Indeed, listening to the Ottawa officials, we get the impression that good feelings serve public order and that improvisation is a management method. Federal difficulties range from issuing work permits to weak support for organizations in this area, including the inability to offer services in French, communicating with the provinces or managing international agreements. In addition, Immigration Canada has 2 million applications of all types waiting to be processed. It’s bad.

There are also the substantive questions that the federal government and everyone in Canada should answer.

Inspired by the Century Initiative, a project that aims to rapidly increase Canada’s population to 100 million, Canada will welcome 500,000 immigrants per year by 2025. This policy will fundamentally change the country in which we live. Do provinces, territories and indigenous nations sign up? What measures are there to ensure that the reception in the affected communities takes place gently on site?

Immigrants, but also climate refugees, refugees from war zones, dictatorships and theocracies will not be less numerous in the future, on the contrary. Yes, we have to do our part. But what is it? While the European Commission has managed to define criteria to determine the reception capacity of each country in Europe, what is the reception capacity of each province? How do we define it? Who defines it? The covenant alone? The provinces ? civil society ?

What do the indigenous people think of the impact of this massive immigration policy on the pressure exerted on their ancestral lands, their political clout, their ability to preserve their languages?
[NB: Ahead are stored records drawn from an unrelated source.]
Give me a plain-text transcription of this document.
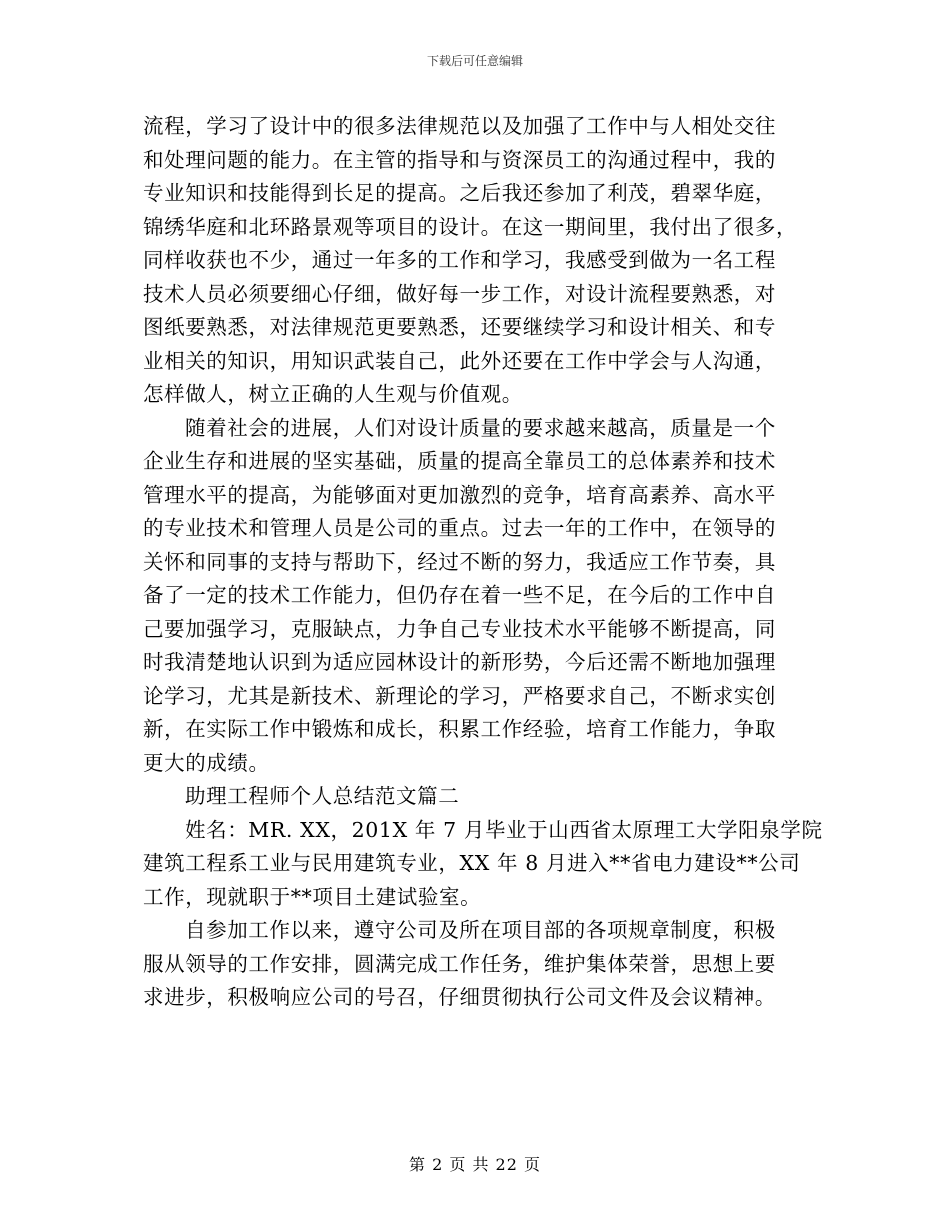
下载后可任意编辑
流程，学习了设计中的很多法律规范以及加强了工作中与人相处交往
和处理问题的能力。在主管的指导和与资深员工的沟通过程中，我的
专业知识和技能得到长足的提高。之后我还参加了利茂，碧翠华庭，
锦绣华庭和北环路景观等项目的设计。在这一期间里，我付出了很多，
同样收获也不少，通过一年多的工作和学习，我感受到做为一名工程
技术人员必须要细心仔细，做好每一步工作，对设计流程要熟悉，对
图纸要熟悉，对法律规范更要熟悉，还要继续学习和设计相关、和专
业相关的知识，用知识武装自己，此外还要在工作中学会与人沟通，
怎样做人，树立正确的人生观与价值观。
随着社会的进展，人们对设计质量的要求越来越高，质量是一个
企业生存和进展的坚实基础，质量的提高全靠员工的总体素养和技术
管理水平的提高，为能够面对更加激烈的竞争，培育高素养、高水平
的专业技术和管理人员是公司的重点。过去一年的工作中，在领导的
关怀和同事的支持与帮助下，经过不断的努力，我适应工作节奏，具
备了一定的技术工作能力，但仍存在着一些不足，在今后的工作中自
己要加强学习，克服缺点，力争自己专业技术水平能够不断提高，同
时我清楚地认识到为适应园林设计的新形势，今后还需不断地加强理
论学习，尤其是新技术、新理论的学习，严格要求自己，不断求实创
新，在实际工作中锻炼和成长，积累工作经验，培育工作能力，争取
更大的成绩。
助理工程师个人总结范文篇二
姓名：MR. XX，201X 年 7 月毕业于山西省太原理工大学阳泉学院
建筑工程系工业与民用建筑专业，XX 年 8 月进入**省电力建设**公司
工作，现就职于**项目土建试验室。
自参加工作以来，遵守公司及所在项目部的各项规章制度，积极
服从领导的工作安排，圆满完成工作任务，维护集体荣誉，思想上要
求进步，积极响应公司的号召，仔细贯彻执行公司文件及会议精神。
第 2 页 共 22 页
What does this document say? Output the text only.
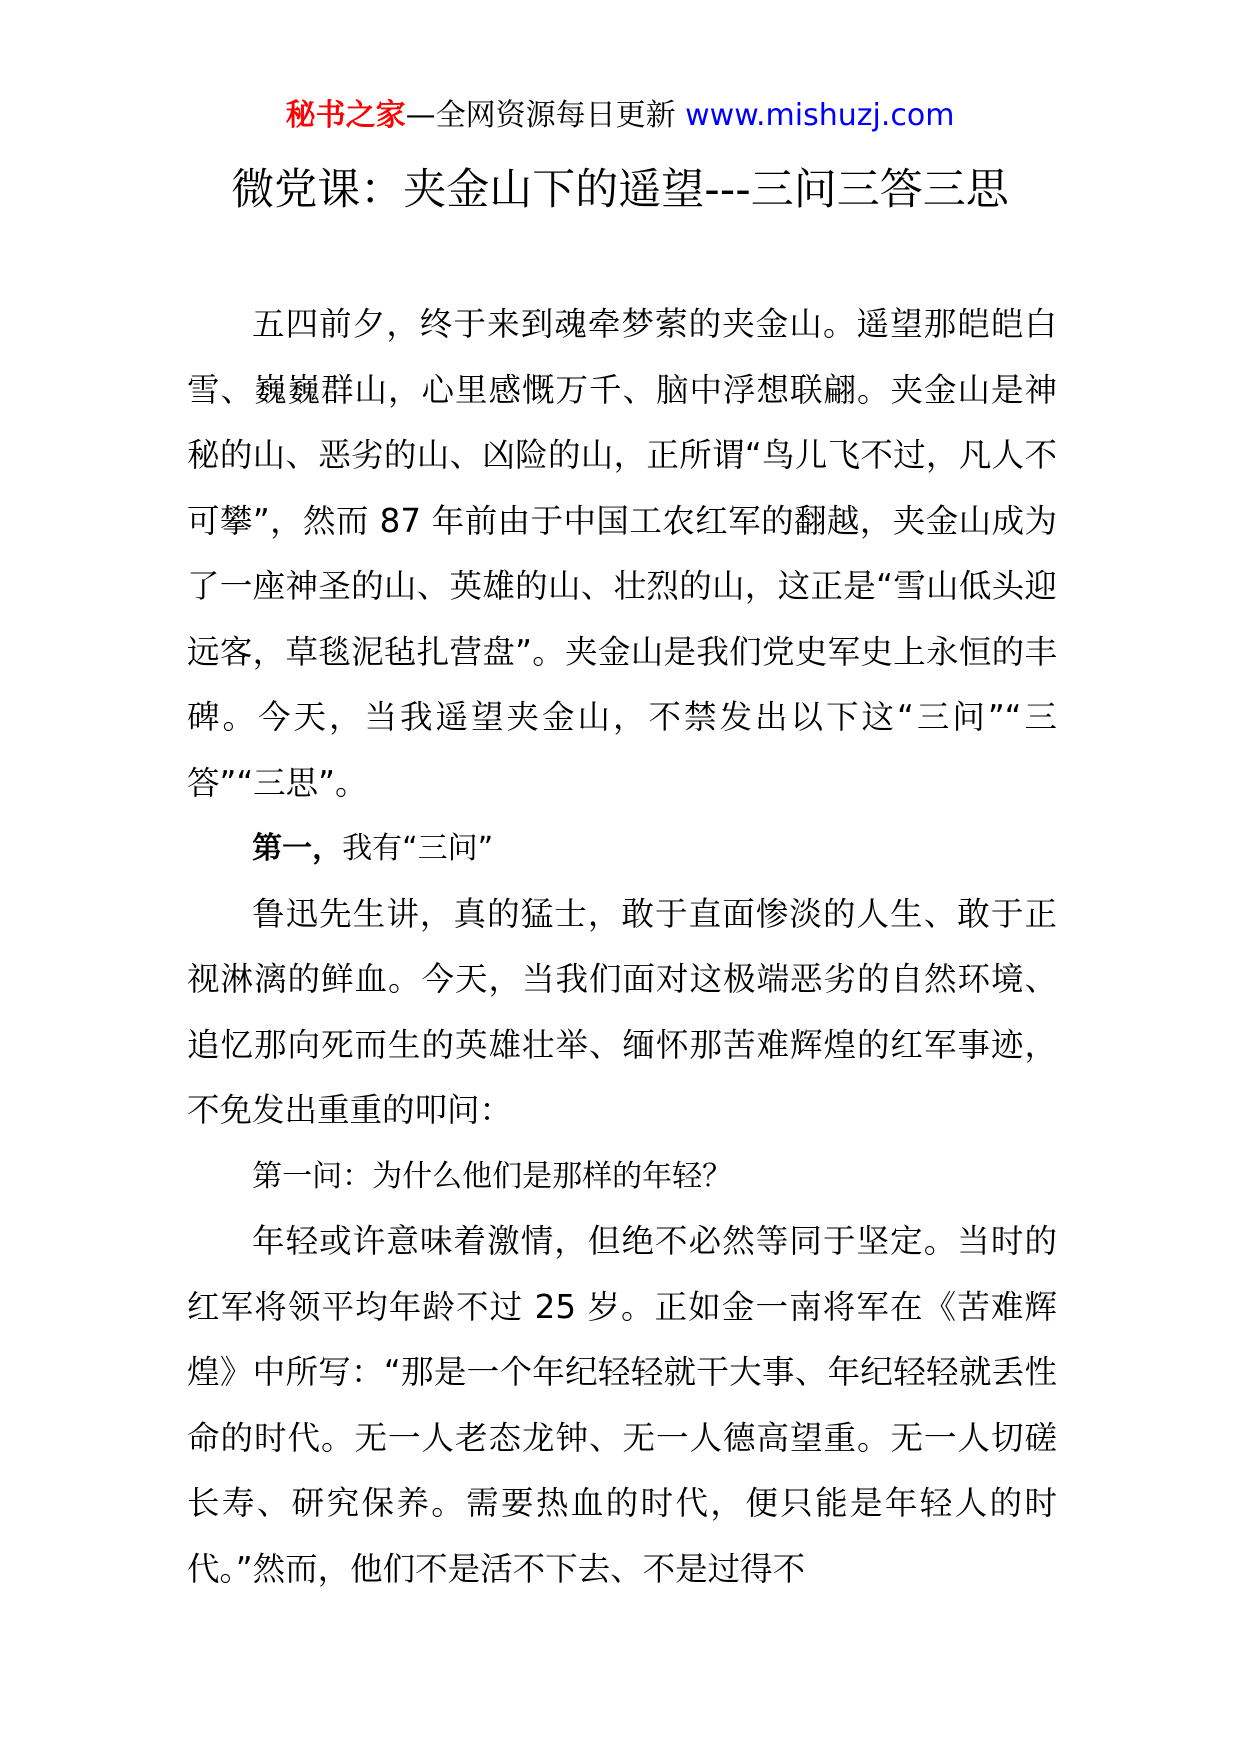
秘书之家—全网资源每日更新 www.mishuzj.com
微党课：夹金山下的遥望---三问三答三思

五四前夕，终于来到魂牵梦萦的夹金山。遥望那皑皑白雪、巍巍群山，心里感慨万千、脑中浮想联翩。夹金山是神秘的山、恶劣的山、凶险的山，正所谓“鸟儿飞不过，凡人不可攀”，然而 87 年前由于中国工农红军的翻越，夹金山成为了一座神圣的山、英雄的山、壮烈的山，这正是“雪山低头迎远客，草毯泥毡扎营盘”。夹金山是我们党史军史上永恒的丰碑。今天，当我遥望夹金山，不禁发出以下这“三问”“三答”“三思”。

第一，我有“三问”

鲁迅先生讲，真的猛士，敢于直面惨淡的人生、敢于正视淋漓的鲜血。今天，当我们面对这极端恶劣的自然环境、追忆那向死而生的英雄壮举、缅怀那苦难辉煌的红军事迹，不免发出重重的叩问：

第一问：为什么他们是那样的年轻？

年轻或许意味着激情，但绝不必然等同于坚定。当时的红军将领平均年龄不过 25 岁。正如金一南将军在《苦难辉煌》中所写：“那是一个年纪轻轻就干大事、年纪轻轻就丢性命的时代。无一人老态龙钟、无一人德高望重。无一人切磋长寿、研究保养。需要热血的时代，便只能是年轻人的时代。”然而，他们不是活不下去、不是过得不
It is estimated that francophone immigration outside of Quebec would need to reach 12% by 2024 and 20% by 2036 for the francophone population to return to where it was 20 years ago. It is now at 4.4%. What measures will make it possible to preserve the importance of French in Canada⁠2 but also the cultural dynamism of the francophone communities, because language is more than a means of communication, it carries a culture? The same question applies to the preservation of the place of French in Quebec and the dynamism of its own culture.

Quebec’s political clout is also at stake, are we giving Ottawa a little thought?

More importantly, are newcomers welcomed into a post-national country with no particular identity, or do they arrive in a country that recognizes the importance of developing Indigenous and Quebec national identities?⁠

In addition to the internal organizational problems at Immigration Canada, there are other key stewardship issues: Do we have places in daycare or school? Will the regionalization of immigration succeed? And what about our capacity to accommodate new arrivals?

According to a Royal Bank report, Canada’s rental housing shortage could quadruple by 2026 (that’s 36 months from now!). The home vacancy rate in Canada was already at its lowest level in 21 years in 2022. In the same year, rental prices experienced the largest increase in history. What means will the federal government take to stop pushing migrants into hotels? What means will governments take to increase general housing supply (if I’m going to rely on recent federal and Quebec budgets, we’re off to a very bad start on this)?

The federal government seems too entangled in good feelings to answer the questions posed above. It’s easier for him to target good guys and bad guys. However, there is an urgent need to make collective decisions.

Both the reception of immigrants, which is a choice, and the reception of refugees, which is a duty, cannot be improvised. We must use the fact that the tree no longer completely covers the forest to encourage all governments to answer these crucial questions. They are important for newcomers, for receiving societies, for the future.